Regardless of your circumstances, these general practices can help you navigate the emotional highs and lows of the holiday season:

  • Practice Self-Compassion: It’s okay to feel however you’re feeling. The holiday season can reopen old emotional wounds, making this a challenging time for many. If you find yourself overwhelmed, allow space for your emotions to surface fully. Rather than avoiding feelings like anger, sadness, or pain, try sitting with them—acknowledging their presence. This intentional acceptance can create a path toward greater understanding, forgiveness and healing.

  • Set Small, Achievable Goals: Whether it’s baking cookies, writing a few holiday cards, or decorating your space, small acts can create a sense of accomplishment and joy. 

  • Stay Grounded in the Present: Mindfulness techniques, like deep breathing or a gratitude practice, can help bring you back to the moment and reduce anxiety about what ‘should’ be happening.

  • Reach Out for Support: Whether it’s a friend, a helpline, or a therapist, talking about your feelings can be a powerful way to process them.

  • Prepare for Post-Christmas Recovery: Take a day or two to do the things you love. If you’re feeling emotionally and mentally drained, focus on deep rest and slow, calming activities that nurture your body. These activities don’t have to require much thought or planning but are effective in helping you restore a sense of balance.

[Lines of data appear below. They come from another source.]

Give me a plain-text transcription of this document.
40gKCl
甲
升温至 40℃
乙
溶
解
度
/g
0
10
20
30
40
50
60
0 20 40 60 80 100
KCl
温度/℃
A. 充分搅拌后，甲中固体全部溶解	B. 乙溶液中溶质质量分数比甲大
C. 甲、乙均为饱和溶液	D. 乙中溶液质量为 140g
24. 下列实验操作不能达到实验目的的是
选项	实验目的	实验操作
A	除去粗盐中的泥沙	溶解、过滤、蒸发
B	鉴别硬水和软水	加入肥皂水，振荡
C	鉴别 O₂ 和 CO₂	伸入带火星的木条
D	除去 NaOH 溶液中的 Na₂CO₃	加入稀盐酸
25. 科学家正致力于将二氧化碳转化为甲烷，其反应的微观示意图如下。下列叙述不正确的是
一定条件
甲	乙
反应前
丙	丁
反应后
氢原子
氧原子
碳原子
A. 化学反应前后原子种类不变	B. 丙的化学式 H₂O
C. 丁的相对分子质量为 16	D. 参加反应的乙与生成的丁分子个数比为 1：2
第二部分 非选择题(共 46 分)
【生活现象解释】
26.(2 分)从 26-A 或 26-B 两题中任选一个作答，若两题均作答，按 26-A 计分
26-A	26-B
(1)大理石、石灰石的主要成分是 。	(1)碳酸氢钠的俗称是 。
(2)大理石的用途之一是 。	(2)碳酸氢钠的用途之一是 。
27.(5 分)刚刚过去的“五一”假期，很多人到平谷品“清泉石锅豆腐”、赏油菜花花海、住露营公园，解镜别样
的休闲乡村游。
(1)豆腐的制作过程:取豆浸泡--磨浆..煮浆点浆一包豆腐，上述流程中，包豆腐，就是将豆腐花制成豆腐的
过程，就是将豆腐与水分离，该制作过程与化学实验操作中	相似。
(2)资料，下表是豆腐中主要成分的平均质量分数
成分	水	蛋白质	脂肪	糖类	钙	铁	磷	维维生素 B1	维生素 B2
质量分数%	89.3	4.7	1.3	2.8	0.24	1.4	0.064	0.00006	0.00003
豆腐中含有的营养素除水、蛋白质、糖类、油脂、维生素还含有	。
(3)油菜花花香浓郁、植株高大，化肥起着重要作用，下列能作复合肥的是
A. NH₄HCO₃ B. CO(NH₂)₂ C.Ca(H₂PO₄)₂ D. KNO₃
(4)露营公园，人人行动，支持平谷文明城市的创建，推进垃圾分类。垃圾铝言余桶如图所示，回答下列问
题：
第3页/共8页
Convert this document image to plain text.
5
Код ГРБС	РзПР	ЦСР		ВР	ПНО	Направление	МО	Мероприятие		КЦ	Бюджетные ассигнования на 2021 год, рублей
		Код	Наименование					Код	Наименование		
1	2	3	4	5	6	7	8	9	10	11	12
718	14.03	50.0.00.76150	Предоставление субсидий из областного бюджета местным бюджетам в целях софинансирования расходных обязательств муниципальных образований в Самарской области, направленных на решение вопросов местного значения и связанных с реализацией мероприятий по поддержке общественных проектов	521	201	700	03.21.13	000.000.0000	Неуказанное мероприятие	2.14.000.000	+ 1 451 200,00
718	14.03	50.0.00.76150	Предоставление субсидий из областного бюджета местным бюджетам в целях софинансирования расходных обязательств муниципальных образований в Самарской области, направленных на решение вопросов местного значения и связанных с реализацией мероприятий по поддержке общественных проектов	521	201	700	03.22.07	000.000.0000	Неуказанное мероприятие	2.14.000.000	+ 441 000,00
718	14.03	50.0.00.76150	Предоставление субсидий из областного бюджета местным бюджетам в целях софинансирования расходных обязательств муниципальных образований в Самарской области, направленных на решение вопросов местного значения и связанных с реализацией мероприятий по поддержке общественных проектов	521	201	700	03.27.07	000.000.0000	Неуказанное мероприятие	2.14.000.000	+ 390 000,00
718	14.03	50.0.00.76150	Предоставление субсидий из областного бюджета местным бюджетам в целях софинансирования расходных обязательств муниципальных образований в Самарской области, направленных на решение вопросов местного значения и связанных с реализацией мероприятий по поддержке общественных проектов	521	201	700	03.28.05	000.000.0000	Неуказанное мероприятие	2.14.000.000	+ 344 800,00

navigating christmas from a therapist's perspective

HELPFUL NUMBERS

  • National Domestic Abuse Helpline: For 24/7 support around domestic abuse, you can call NDAH on 0808 2000 247.

  • Rape Crisis: For 24/7 support around rape and sexual abuse, call 0808 500 222.

  • Samaritans: For confidential mental health support 24/7, call 116 123 or email jo@samaritans.org.

  • CALM: For support in a mental health crisis, call 0800 58 58 58. CALM's helpline and web chat are open from 5 pm to midnight, every day of the year.

  • Mind Infoline: For mental health information and advice, call 0300 102 1234, Monday to Friday, 9 am to 6 pm (except bank holidays).

  • Shout Crisis Text Line: 24/7 text service for anyone in crisis, text SHOUT to 85258, available 24/7.

  • The Mix: Provides support for young people under 25 via phone (0808 808 4994), text (85258), and online chat (Monday to Friday, 4 pm to 11 pm).

  • Age UK: Provides support to older people; call 0800 687 1602, open 8 am to 7 pm, every day of the year.

  • Switchboard: Provides listening services, information and support for lesbian, gay, bisexual and transgender people. Switchboard’s helpline (0800 0119 100) is open 10 am to 10 pm, every day of the year.

  • BEAT: Offers information and advice on eating disorders. Beat's helpline (0808 801 0677) is open Monday to Friday, 3 pm to 8 pm.

You can also consult Mind’s website for some information on additional support services: 

https://www.mind.org.uk/information-support/tips-for-everyday-living/christmas-and-mental-health/useful-contacts/.


Conclusion

Christmas doesn’t have to look a certain way to be meaningful. By focusing on what feels authentic and nourishing for you, it’s possible to navigate the season with a sense of agency and care. Whether you’re balancing complex family dynamics or creating a quiet, solo celebration, remember that your experience is valid and worthy of attention.